John McCain and Roe v. Wade:

On the question of Roe v. Wade, Senator McCain's record has been inconsistent. In 1999 and 2000, he gave numerous interviews in which he tried to carve out a "middle ground," arguing that Roe v. Wade should be made "irrelevant" but not repealed, citing the danger to women from illegal abortions.

In a recent interview with Katie Couric, Senator McCain's wife, Cindy, stated that she and the senator are not in favor of overturning Roe. When pressed by Couric, she backtracked but then clarified after the interview that she, "like First Lady Laura Bush," does not want to see Roe repealed.

The McCain-Palin Campaign's Issue Statement:

On the other hand, the McCain-Palin campaign's website prominently features the headline "Overturning Roe v. Wade" in the section on "Human Dignity and the Sanctity of Life." That section states:
"John McCain believes Roe v. Wade is a flawed decision that must be overturned, and as president he will nominate judges who understand that courts should not be in the business of legislating from the bench."
It goes on to note that the issue would then be returned to the states and that reversing Roe "represents only one step in the long path toward ending abortion."

The Republican Platform:

Unlike in previous years, the 2008 Republican Party platform does not explicitly mention Roe v. Wade, but states that "We lament that judges have denied the people their right to set abortion policies in the states." It praises the ban on partial-birth abortion, explicitly opposes federal funding for abortion, and supports parental-notification laws. There is no discussion of further restrictions on abortion but a lengthy discussion of the need for policies supporting prenatal healthcare and alternatives to abortion, such as adoption and pregnancy care centers.

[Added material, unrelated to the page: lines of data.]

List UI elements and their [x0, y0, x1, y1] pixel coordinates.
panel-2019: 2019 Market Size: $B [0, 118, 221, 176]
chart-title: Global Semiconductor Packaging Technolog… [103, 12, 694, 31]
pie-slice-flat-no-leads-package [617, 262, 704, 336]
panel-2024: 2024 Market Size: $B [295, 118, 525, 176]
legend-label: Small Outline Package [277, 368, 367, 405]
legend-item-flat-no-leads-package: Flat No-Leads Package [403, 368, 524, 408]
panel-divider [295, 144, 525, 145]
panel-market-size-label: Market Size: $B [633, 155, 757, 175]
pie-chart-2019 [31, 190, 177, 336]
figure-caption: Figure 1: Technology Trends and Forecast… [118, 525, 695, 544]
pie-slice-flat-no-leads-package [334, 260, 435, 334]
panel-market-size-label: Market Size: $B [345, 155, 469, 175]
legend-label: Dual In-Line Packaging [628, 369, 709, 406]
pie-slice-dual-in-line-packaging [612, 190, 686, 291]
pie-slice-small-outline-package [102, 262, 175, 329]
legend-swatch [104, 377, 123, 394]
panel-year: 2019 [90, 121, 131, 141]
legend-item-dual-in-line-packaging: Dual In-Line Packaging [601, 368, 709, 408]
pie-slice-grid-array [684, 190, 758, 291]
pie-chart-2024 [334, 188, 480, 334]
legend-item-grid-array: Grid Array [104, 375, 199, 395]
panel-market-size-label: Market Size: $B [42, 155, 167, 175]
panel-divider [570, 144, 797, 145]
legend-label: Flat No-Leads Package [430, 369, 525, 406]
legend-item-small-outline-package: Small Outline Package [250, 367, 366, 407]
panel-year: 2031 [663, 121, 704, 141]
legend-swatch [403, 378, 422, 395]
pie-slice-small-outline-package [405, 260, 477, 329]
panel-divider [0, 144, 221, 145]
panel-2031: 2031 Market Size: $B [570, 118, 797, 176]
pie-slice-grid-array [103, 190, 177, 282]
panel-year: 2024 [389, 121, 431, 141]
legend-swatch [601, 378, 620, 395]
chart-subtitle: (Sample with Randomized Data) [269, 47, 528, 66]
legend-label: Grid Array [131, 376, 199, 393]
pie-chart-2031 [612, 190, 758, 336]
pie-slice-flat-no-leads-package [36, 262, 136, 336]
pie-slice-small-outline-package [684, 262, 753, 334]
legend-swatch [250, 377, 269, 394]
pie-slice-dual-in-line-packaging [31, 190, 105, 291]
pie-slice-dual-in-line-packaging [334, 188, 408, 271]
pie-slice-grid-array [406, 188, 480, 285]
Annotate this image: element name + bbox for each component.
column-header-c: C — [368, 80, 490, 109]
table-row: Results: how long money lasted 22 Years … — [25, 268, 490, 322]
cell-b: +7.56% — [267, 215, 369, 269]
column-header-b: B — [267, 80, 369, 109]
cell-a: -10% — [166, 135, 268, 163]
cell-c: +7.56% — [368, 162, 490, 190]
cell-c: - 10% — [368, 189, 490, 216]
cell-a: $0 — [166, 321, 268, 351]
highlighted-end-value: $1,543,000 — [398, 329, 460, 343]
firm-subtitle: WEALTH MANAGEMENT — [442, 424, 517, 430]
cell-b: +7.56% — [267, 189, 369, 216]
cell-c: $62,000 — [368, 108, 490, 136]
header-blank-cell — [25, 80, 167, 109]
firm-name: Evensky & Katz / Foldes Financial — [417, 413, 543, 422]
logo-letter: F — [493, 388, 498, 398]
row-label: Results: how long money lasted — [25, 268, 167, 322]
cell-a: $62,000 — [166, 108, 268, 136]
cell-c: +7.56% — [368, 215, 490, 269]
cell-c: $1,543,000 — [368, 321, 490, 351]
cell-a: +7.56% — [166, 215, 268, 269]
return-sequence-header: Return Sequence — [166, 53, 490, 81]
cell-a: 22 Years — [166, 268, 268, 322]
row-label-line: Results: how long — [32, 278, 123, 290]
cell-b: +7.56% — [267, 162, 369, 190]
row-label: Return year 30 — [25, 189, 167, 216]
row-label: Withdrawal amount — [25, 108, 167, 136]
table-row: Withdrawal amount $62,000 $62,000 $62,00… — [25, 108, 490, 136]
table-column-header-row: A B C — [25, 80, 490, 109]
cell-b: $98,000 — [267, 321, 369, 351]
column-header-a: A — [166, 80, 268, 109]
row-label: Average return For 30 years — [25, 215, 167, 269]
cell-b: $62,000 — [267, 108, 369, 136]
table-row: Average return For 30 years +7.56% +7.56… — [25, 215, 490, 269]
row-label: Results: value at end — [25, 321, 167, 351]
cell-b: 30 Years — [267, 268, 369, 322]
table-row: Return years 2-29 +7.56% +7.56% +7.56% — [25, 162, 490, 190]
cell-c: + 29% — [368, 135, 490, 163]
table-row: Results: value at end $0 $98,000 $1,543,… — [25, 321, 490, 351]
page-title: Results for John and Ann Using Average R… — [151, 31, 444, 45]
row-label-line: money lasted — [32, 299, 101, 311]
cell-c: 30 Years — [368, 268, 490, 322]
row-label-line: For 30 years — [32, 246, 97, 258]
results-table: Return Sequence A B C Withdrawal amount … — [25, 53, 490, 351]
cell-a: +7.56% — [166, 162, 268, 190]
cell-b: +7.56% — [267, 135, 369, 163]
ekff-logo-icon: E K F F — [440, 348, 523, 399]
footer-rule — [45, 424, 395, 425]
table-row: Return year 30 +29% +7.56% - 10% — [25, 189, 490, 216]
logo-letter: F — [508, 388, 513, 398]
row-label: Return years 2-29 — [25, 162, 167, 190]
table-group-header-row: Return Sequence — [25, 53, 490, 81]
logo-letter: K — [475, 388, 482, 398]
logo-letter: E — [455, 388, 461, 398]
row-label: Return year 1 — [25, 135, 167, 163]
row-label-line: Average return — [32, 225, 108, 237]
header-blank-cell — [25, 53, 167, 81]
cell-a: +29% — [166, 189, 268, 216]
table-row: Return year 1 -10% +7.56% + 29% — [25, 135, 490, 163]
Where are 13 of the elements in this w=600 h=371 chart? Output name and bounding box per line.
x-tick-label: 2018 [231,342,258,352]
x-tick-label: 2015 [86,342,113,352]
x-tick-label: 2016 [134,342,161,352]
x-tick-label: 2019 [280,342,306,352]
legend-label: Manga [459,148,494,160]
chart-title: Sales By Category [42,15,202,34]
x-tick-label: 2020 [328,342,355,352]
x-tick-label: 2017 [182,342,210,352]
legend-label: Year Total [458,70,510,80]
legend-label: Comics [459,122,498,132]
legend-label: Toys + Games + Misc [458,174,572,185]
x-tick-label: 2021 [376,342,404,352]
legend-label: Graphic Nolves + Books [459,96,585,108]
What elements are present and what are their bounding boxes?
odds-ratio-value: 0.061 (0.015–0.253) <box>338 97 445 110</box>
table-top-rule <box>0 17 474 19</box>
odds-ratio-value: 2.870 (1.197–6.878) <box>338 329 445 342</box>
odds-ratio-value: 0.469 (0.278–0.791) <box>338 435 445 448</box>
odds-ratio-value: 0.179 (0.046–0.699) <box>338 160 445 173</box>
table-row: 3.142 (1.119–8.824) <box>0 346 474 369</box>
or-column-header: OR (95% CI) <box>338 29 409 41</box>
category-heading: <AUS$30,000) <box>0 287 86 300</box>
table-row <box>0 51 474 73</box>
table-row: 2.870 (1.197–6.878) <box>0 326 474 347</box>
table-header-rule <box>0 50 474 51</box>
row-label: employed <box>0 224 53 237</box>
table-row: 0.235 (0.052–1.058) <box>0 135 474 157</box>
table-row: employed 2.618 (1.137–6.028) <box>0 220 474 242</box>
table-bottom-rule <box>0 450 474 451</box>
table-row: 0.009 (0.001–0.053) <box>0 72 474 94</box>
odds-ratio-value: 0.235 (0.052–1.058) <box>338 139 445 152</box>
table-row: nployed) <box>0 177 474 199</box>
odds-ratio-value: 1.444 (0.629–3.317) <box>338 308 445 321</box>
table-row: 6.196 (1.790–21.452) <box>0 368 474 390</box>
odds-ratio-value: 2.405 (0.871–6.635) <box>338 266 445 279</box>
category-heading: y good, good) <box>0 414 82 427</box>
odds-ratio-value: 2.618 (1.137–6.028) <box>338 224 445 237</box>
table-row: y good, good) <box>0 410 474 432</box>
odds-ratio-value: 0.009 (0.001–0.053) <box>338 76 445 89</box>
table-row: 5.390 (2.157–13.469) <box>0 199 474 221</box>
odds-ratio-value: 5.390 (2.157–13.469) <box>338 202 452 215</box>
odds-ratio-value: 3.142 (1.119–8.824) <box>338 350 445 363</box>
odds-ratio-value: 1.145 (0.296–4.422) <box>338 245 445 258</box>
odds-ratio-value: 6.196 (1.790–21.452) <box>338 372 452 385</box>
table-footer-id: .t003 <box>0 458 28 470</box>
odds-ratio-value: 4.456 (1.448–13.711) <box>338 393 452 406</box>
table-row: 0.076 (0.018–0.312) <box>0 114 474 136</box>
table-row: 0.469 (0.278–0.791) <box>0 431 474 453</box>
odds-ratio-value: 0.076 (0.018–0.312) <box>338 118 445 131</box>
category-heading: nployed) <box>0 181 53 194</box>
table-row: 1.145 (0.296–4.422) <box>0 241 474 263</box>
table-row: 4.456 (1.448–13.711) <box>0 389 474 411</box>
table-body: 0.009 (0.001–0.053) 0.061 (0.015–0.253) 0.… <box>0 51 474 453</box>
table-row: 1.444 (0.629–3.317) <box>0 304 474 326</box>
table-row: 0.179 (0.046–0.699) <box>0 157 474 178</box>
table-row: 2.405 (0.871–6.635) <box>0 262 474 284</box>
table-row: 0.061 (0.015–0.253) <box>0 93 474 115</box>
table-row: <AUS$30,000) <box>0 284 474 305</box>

A Catholic Evaluation of the McCain-Palin Position on Abortion:

Thirty-five years after Roe v. Wade, some Catholics, especially those who have abandoned their historical support for the Democratic Party over the Democrats' support for abortion, have begun to question the Republican Party's commitment to ending the 1.4 million abortions that occur every year in the United States. It's a fair question, especially since the Republican Party controlled the White House and both houses of Congress for six years, from January 2001 to January 2007, and during that time made no real efforts to pass a pro-life constitutional amendment or to reverse Roe v. Wade legislatively and remove the issue of abortion from the jurisdiction of the federal courts. They did, however, pass a ban on partial-birth abortion and the Born-Alive Infants' Protection Act, which requires that children who were born alive during an abortion to be given medical treatment. (Together, the two pieces of legislation may save 600-1,000 lives per year.)

On the other hand, some Catholics argue that the Democratic Party is so committed to the upholding and extension of abortion rights, including, in their 2008 platform, federal funding for abortion, that the Republicans are preferable even if they only pay lip service to the pro-life cause.

In terms of the practical results of the 2008 presidential election, even if John McCain is not committed to overturning Roe v. Wade, he has consistently opposed federal funding for abortion, while Barack Obama and the Democratic platform both support it. Federal funding is an important issue for Catholics, because every taxpayer becomes implicated in the abortions that are funded with tax dollars.